AKREP
Bize kendinizi tanıtır mısınız?
1982 yılında, bir maden şehri olan Zonguldak’ta madenci bir babanın üçüncü çocuğu olarak dünyaya geldim. Lise eğitimimi İstanbul Adile Mermerci Anadolu Lisesi’nde tamamlayarak Gazi Üniversitesi İİBF’den mezun olduktan bir süre sonra, kamu personeli olarak çalışmaya başladım. Evli ve bir kız babasıyım.
Kitap yazma maceranız nasıl başladı?
Lise eğitimim sonrası Ankara’ya üniversite eğitimi için gitmek, düşünce dünyam için en önemli atılımdı. “Şehir havası insanı özgür kılar,” sözünün elimden geldiği kadar hakkını vermeye karar verdiğimi, kendimi yeni bir şehirde konumlandırmaya çalışırken zaman ve mekân içindeki konumumu da sürekli tanımlamaya çalıştığımı söyleyebilirim. Lise yıllarımda da tecrübe ettiğim, yazarak daha iyi düşünme yöntemimi bu süreçte daha fazla ilerlettiğimi keşfettim. Düşünce sınırlarımı kendi kurgularımla, hayal ettiğim dünyalarla daha da genişletebiliyor, daha rahat ve tarafsız düşünebiliyor, içinde bulunduğum hayattan bağımsız farklı hayatlar yaşayabiliyordum. Bir noktadan sonra yazmak bir yaşam fonksiyonu haline gelmişti benim için. Yazdıklarımı kitaplaştırma çabam çok uzun ve farklı çabaların olduğu bir süreçti. Ders notları basan fotokopicilerde birkaç kitap denememi çoğaltıp çevreme ve farklı insanlara dağıtma gibi denemelerim de olmuştu üniversitedeyken. Sonraki dönemde, bu çabalarım yakın çevreme kadar geri çekilse de hiçbir zaman yazmaktan/yazma arzusundan uzaklaşmadım.
Kitabınızın yayınlanma aşamasındaki deneyimlerinizden söz edebilir misiniz?
Kitabımın Luna Yayınevi ile tanışması çok yakın bir dostum vasıtasıyla gerçekleşti.

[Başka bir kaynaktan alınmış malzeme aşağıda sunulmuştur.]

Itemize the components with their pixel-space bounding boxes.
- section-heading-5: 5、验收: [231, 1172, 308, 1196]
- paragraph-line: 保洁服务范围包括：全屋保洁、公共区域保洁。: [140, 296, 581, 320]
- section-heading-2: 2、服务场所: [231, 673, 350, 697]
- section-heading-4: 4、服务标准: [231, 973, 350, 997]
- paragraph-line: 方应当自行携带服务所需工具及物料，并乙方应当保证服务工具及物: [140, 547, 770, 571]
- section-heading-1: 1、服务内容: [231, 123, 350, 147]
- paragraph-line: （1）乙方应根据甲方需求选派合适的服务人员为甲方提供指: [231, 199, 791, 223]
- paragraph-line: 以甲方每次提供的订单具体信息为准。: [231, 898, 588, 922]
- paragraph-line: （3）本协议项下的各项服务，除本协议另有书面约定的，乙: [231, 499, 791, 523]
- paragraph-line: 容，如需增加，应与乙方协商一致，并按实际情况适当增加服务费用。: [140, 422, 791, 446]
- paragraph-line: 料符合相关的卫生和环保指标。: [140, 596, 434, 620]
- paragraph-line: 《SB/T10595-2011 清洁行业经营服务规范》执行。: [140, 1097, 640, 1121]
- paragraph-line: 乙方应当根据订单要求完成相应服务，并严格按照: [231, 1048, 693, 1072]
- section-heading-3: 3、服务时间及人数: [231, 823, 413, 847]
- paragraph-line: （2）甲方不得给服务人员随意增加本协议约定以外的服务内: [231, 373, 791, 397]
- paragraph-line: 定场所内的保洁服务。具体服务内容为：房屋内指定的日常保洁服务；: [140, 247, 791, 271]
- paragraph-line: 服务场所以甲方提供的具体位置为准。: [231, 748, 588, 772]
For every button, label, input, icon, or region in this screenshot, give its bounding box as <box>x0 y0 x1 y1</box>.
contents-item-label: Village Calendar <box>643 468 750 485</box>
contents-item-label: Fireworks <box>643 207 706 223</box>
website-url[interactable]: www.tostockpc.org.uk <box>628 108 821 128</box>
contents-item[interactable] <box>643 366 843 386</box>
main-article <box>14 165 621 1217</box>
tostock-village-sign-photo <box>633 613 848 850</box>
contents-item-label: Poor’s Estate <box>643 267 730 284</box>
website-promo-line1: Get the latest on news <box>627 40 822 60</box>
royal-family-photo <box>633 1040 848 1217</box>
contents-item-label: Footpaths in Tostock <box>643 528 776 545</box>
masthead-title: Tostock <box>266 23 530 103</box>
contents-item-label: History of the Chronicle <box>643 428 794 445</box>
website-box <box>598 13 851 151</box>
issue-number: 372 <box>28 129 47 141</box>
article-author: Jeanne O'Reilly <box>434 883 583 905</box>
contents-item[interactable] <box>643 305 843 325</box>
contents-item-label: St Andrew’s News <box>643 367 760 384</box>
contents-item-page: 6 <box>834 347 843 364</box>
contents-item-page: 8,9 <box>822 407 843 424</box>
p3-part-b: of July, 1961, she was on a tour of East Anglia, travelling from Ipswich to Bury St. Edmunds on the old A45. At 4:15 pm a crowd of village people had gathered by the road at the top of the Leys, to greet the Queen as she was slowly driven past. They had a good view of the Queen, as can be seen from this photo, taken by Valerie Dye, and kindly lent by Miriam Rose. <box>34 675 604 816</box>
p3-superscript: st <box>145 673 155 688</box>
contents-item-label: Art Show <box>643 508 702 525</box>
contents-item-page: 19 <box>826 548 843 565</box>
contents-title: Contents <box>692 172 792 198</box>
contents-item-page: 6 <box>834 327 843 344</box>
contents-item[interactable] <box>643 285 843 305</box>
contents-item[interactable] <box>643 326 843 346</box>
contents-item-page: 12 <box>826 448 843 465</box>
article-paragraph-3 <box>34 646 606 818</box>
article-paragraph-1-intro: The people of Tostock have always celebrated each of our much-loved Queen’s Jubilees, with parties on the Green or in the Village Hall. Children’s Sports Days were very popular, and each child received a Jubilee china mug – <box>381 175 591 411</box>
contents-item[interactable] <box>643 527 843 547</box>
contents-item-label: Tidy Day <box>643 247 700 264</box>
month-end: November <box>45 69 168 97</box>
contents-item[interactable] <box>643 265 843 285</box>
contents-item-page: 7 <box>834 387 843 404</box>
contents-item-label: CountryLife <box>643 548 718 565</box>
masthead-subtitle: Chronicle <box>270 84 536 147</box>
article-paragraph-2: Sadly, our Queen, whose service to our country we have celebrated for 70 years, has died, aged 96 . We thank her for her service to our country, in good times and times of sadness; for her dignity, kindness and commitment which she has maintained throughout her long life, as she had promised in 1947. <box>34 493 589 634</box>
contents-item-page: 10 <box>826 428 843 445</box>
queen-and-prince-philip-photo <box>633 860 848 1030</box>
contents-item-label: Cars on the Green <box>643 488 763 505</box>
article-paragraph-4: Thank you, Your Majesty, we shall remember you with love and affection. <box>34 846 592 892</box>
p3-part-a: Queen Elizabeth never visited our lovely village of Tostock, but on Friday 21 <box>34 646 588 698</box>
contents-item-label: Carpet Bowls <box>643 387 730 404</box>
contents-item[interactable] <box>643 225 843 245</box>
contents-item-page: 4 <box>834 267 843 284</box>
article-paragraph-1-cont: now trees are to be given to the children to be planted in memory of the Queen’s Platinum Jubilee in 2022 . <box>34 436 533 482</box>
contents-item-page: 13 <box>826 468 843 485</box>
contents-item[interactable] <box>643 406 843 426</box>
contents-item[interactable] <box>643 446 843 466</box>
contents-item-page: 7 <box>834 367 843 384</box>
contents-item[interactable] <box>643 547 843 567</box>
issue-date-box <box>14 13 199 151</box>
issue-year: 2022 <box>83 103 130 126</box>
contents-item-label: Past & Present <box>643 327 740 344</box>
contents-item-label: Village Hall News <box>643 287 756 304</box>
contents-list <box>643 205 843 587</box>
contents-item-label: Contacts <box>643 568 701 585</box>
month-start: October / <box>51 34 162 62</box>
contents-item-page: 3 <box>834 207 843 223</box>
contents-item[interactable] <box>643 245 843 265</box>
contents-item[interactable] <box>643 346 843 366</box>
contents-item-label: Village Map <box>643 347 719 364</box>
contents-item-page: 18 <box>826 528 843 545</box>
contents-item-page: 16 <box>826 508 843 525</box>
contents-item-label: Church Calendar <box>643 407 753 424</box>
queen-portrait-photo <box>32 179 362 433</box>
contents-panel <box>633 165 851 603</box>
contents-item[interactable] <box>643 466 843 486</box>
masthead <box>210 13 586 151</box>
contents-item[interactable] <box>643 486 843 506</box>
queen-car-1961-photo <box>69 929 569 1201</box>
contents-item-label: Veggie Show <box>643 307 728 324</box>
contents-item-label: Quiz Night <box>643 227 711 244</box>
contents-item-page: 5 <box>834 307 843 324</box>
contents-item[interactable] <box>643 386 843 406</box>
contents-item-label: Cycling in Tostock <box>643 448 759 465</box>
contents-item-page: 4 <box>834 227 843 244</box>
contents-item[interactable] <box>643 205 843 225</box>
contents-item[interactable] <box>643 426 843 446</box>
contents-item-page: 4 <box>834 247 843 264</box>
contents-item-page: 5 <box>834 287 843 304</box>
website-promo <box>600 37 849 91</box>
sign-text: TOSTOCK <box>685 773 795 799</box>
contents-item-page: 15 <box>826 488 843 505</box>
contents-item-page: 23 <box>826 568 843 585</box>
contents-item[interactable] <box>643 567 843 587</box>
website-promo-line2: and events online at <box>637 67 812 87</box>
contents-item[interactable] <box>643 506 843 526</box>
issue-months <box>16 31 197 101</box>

Sonrasında kendileriyle ben tanıştım diyebilirim. O dönem için dostumun teşvikleri olmasa bu süreç belirsiz bir gelecekte yaşanabilirdi. Yazan her insan için kitabının yayınlanması heyecanlı bir hayalle başlar muhtemelen. Açıkçası, düşündüğümden çok daha farklı ve güzel bir heyecan yaşadığımı ve bu farklılığa daha çok şaşırdığımı söyleyebilirim. Yayıneviyle görüşmelerimizde verdikleri fikirler ve benzer bir heyecanın onlarda da olduğunu gördükçe benzerini hayal dahi etmediğim bir dünyaya giriş yaptığımı gördüm. Daha önce hiç yaşamadığım, hayal dahi etmediğim ve tekrar yaşamak istediğim bir sürecin sonunda kitap basılmış oldu.
Kitabınızın en etkileyici yönü nedir?
Bu soru her okur tarafından farklı cevaplandırılır sanırım. Yazar olarak, benim açımdan en etkileyici yönü; içinde yer alan varoluşçuluk felsefesinin farklı bir canlı tarafından insan anlayışına, algısına sunulması diyebilirim. Macerayı başlatan ve ilgiyi çeken bu canlı, insanın anlam arayışında insanoğluna, “özden önce gelen/gelmiş olan” fiziki varlığı ve ardından kendisi tarafından oluşturulmuş olan varoluşu ile “Varoluş özden önce gelir,” önermesini somutlaştırarak anlatmış oluyor.